I like things real. Sometimes I hear folks talk in circles. Everyone nods approvingly or knowingly, but I sit and shake my head. When we come away from the meeting people ask me: "What did he just say? Or What did she mean?"
Why do they ask me? Were they not the ones nodding their heads? I should be asking them what was meant, but I already know. No one said anything in the meeting. Everyone really knows nothing was said, they're just not admitting it.
It's funny, as some of the speakers spout off their words of wisdom, I imagine flowers coming out of their mouths. It's like watching an old Beatles show, The Yellow Submarine. Everyone is walking around cardboard-like and spouting flowery, pretty stuff, none of which is really palatable, just nice to listen to. When I call them on it, they stare at me bemused. They give me that "Don't you speak English?" look. Well, yes, I think so, but I don't hear it spoken here. ha.
I usually use concrete words, stuff you can touch, feel, see, and picture in your mind's eye. But sometimes I just hear multisyllabic words of fluff.

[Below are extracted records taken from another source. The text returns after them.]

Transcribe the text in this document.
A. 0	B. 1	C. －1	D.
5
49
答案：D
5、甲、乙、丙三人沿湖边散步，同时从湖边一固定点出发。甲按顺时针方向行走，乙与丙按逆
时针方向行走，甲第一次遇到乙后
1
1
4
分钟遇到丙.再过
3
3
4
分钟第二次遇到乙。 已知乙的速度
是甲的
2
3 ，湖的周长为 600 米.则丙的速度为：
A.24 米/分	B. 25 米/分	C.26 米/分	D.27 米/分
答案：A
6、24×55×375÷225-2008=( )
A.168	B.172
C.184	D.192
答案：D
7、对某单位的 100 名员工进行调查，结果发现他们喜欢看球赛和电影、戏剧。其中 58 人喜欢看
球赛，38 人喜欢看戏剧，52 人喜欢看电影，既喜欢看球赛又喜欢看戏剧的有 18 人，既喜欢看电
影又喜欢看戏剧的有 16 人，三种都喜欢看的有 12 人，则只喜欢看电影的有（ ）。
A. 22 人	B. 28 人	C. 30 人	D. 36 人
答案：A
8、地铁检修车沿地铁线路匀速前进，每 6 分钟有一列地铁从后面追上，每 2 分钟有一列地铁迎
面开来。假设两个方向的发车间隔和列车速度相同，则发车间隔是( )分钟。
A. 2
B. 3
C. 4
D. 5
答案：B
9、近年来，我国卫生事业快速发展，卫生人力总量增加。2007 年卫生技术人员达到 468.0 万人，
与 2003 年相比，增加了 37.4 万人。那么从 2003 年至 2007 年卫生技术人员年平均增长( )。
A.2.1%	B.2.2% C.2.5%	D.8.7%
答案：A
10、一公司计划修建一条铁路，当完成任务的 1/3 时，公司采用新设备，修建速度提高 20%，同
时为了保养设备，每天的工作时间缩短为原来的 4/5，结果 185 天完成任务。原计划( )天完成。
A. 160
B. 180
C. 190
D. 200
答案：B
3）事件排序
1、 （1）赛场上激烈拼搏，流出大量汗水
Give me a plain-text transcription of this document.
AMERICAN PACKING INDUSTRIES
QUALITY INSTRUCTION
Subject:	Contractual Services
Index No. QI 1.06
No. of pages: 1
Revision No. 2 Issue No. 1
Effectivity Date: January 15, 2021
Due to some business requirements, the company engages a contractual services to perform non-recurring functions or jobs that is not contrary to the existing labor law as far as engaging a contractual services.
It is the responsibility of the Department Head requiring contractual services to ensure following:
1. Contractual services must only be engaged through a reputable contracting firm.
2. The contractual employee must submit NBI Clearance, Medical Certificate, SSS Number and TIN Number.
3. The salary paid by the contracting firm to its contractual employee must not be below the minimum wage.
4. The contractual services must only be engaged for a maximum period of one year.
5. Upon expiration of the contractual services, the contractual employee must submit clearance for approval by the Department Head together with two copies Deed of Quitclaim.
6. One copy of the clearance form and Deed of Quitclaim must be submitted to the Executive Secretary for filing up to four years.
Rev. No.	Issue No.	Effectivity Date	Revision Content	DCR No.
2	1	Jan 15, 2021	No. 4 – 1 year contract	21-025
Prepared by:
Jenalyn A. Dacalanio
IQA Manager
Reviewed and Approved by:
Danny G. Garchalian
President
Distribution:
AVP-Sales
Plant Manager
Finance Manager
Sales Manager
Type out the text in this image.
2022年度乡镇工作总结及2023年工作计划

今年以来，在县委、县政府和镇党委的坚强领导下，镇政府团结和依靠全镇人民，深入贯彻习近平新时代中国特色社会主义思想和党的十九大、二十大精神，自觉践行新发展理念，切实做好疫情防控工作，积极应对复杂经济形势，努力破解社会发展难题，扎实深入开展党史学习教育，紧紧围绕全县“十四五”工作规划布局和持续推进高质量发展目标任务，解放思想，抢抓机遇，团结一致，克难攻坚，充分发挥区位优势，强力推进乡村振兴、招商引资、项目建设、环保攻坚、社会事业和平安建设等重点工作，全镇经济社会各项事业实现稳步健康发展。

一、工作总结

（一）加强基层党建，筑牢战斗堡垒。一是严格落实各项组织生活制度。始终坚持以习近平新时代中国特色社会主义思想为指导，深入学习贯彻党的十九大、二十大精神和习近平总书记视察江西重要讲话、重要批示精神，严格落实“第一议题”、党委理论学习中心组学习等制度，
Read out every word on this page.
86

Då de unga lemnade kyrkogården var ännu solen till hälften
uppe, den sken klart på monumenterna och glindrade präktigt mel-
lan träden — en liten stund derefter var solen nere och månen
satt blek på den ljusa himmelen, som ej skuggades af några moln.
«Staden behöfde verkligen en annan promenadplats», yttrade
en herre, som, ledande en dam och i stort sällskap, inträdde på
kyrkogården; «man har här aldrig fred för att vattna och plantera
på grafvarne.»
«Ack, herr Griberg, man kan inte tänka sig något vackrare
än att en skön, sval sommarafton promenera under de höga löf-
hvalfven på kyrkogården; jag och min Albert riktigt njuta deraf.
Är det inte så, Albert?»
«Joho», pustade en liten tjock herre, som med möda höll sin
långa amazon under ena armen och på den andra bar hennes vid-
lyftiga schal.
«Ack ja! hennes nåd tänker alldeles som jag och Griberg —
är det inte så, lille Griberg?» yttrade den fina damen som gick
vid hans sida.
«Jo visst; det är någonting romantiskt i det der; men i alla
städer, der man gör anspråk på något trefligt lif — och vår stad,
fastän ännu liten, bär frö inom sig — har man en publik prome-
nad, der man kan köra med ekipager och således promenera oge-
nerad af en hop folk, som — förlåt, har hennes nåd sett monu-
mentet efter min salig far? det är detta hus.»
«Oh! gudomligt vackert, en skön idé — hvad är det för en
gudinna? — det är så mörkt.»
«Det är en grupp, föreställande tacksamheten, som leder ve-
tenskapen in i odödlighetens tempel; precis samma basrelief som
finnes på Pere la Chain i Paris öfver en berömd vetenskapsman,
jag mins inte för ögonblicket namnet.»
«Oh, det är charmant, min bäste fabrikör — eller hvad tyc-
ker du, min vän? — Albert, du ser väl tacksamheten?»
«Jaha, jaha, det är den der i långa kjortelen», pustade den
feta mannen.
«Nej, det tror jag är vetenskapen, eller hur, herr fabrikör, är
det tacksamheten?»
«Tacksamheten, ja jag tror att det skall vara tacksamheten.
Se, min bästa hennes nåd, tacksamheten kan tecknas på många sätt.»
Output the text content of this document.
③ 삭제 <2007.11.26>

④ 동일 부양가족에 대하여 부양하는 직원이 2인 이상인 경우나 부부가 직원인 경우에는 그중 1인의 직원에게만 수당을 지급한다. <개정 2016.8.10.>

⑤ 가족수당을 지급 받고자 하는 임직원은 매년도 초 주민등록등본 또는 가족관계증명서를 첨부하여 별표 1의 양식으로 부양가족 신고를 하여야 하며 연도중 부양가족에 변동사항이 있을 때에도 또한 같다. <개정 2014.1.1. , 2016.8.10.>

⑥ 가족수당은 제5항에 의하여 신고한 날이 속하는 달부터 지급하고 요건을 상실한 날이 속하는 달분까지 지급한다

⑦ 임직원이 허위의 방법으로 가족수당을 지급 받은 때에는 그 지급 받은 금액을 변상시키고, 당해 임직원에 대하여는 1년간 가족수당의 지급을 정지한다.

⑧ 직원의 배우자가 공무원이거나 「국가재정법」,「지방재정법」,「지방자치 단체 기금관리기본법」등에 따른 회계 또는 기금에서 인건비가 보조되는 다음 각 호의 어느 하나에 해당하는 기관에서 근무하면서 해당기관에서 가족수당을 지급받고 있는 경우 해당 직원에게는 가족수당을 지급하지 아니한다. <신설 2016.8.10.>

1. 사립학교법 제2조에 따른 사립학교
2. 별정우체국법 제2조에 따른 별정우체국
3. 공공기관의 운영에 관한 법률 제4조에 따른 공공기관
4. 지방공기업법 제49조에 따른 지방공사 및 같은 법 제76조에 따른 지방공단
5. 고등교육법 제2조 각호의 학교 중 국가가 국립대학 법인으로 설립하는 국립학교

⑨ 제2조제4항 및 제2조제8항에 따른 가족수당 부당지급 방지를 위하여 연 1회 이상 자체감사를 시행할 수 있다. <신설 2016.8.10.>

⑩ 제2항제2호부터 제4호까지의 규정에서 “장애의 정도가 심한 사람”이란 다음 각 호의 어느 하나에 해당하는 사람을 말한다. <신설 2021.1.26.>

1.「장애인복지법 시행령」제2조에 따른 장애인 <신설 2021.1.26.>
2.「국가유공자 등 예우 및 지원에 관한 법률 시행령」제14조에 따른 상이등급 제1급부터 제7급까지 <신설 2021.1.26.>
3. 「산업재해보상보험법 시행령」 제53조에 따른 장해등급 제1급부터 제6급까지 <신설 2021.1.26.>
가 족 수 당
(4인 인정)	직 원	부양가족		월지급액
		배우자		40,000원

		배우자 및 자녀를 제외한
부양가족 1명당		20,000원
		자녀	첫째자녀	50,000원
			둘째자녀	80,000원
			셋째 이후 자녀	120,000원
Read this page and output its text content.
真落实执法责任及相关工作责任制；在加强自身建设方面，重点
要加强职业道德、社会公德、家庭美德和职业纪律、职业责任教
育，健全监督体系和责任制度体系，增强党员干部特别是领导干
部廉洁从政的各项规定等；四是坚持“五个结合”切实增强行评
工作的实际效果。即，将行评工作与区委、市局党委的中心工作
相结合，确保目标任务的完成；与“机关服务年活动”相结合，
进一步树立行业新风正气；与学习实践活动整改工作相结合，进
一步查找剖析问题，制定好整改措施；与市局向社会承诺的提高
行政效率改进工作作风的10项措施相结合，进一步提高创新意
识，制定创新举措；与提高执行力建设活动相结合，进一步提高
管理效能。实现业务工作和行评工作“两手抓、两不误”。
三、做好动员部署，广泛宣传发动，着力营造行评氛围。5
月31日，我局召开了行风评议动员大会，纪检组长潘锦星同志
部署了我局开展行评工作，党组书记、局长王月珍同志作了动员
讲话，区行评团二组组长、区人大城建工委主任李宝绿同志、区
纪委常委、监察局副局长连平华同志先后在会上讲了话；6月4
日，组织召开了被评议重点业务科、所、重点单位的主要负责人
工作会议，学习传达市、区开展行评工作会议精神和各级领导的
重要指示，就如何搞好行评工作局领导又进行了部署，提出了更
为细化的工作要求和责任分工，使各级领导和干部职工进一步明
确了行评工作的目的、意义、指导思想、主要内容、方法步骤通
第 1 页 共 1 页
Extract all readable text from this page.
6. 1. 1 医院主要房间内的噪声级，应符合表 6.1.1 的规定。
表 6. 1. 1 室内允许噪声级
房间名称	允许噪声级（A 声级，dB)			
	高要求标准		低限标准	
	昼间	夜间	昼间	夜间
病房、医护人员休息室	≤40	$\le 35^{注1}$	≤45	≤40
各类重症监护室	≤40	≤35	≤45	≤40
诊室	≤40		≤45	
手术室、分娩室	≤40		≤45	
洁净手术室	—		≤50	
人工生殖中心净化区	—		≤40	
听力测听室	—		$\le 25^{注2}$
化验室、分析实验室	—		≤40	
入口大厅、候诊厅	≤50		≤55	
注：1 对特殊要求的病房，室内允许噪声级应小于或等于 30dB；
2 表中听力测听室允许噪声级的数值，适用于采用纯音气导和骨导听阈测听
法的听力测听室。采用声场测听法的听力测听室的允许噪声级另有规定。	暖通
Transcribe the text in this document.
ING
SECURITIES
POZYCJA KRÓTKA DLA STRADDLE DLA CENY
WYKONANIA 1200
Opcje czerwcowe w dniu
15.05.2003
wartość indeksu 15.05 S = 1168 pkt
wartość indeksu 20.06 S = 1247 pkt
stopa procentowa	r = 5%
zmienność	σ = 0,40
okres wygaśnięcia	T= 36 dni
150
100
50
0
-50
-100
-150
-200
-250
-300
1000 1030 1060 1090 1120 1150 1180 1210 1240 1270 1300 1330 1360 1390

Which reminds me of this advice:
In promulgating your exotic cogitations or articulating your superficial sentimentalities, amiable philosophies or psychological observations, beware of platitudinous preponderance. Let your extemporaneous descanting and unpremeditated expatiations have intelligible and vivacious veracity, but without the rodomontade of bombast. Eschew all conglomerations, jejune babble, vapid rumination, and asinine affectation. Shun double-entendre, pestiferous profanity, and contumelious epithets, ostensible or obscure. Be not inordinately contumacious or incorrigibly recalcitrant about using exotic comprehensibility in your etymological delineation.
In other words, speak simply.
...dave
I was gratified to answer them promptly. I said: "I don't know."